Carbon-encapsulated FeNi nanoparticles for efficient magnetically induced levulinic acid hydrogenation

Abstract

Developing robust and efficient catalysts for magnetic induction heating (MIH) offers a sustainable approach for biomass valorization under mild conditions. Herein, we report a green and scalable synthetic method to prepare FeNi-based magnetic nanoparticles (MagNPs), with different atomic compositions, encapsulated in N-doped graphitic carbon (Fe₁Ni_X@N-G), via single-step pyrolysis of glucose and urea. These bimetallic nanoparticles serve both as efficient heating agents and active catalysts.

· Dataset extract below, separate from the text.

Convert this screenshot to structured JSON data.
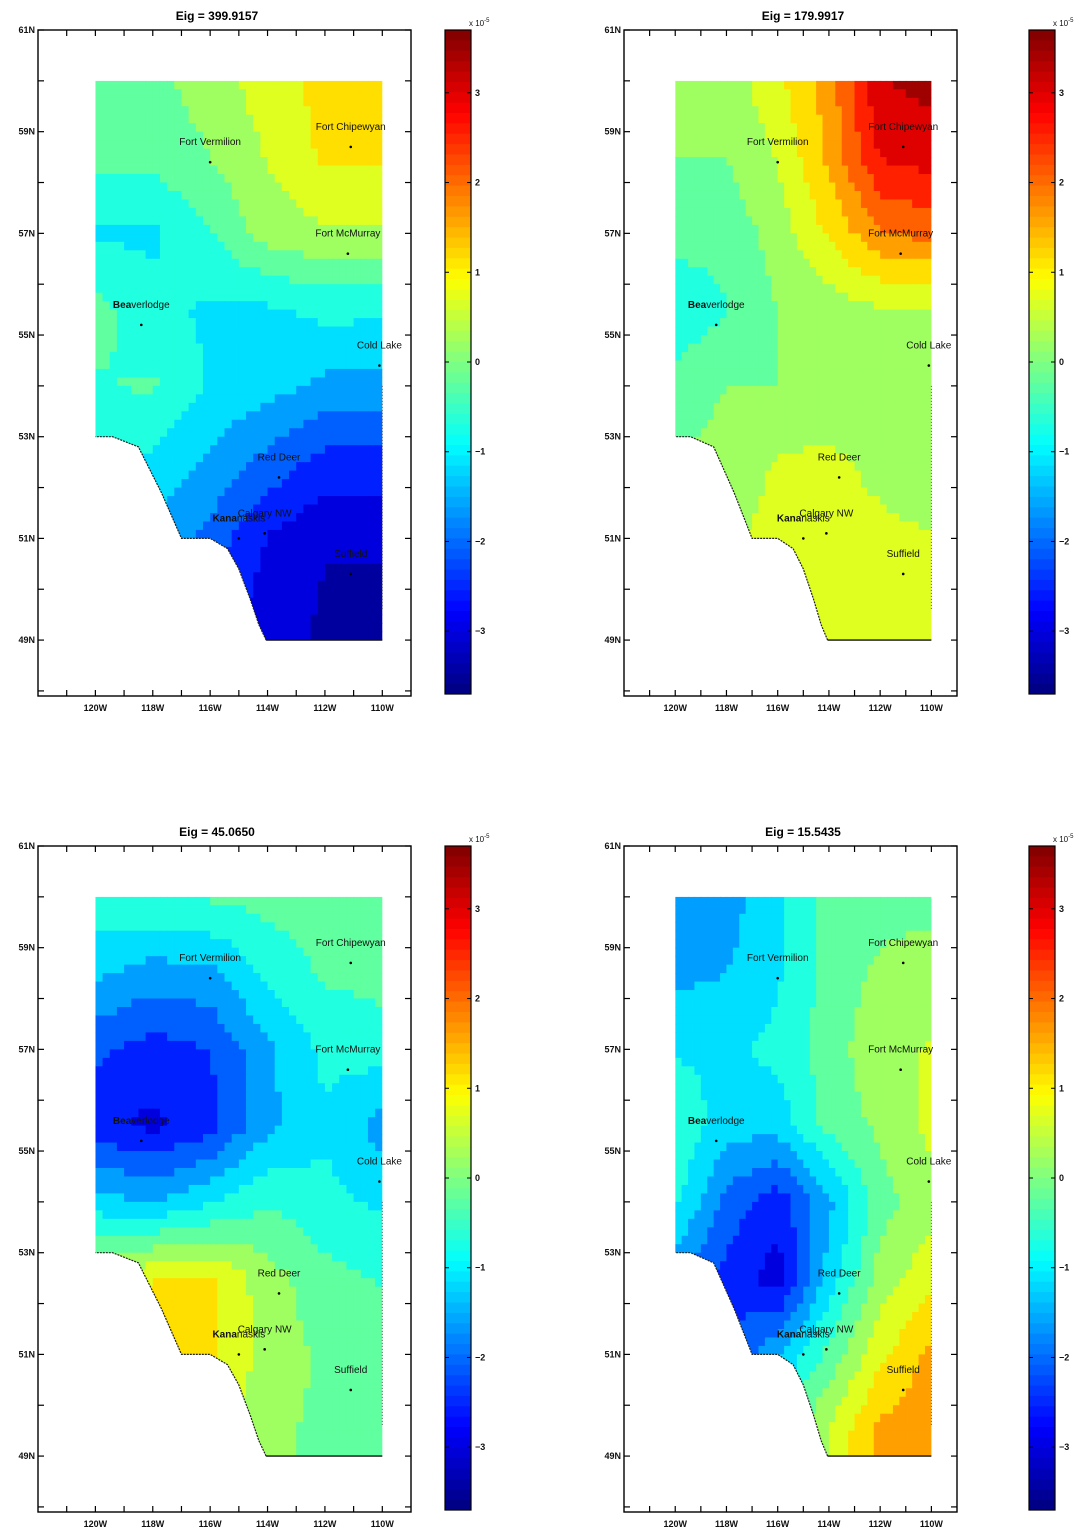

Among them, Fe₁Ni_0.25@N-G demonstrated excellent catalytic performance in the magnetically induced hydrogenation of levulinic acid (LA) in aqueous solution, achieving full conversion and complete selectivity to γ-valerolactone (GVL) under mild conditions (63 mT, 320 kHz, 2 kW). Furthermore, the reactivity of Fe₁Ni_0.25@N-G was tested in the magnetically induced hydrogenation of other biomass-derived substrates of interest, such as 5-hydroxymethylfurfural (HMF), levoglucosenone, and vanillin, showing good activity and selectivity in all cases under mild reaction conditions. Finally, the robust encapsulation of the FeNi NPs in N-doped graphitic carbon strongly improved the stability of the catalyst in aqueous media, enabling its reuse up to four times under acidic conditions (pH ∼2), for LA hydrogenation, and up to eight times under neutral conditions, such as HMF.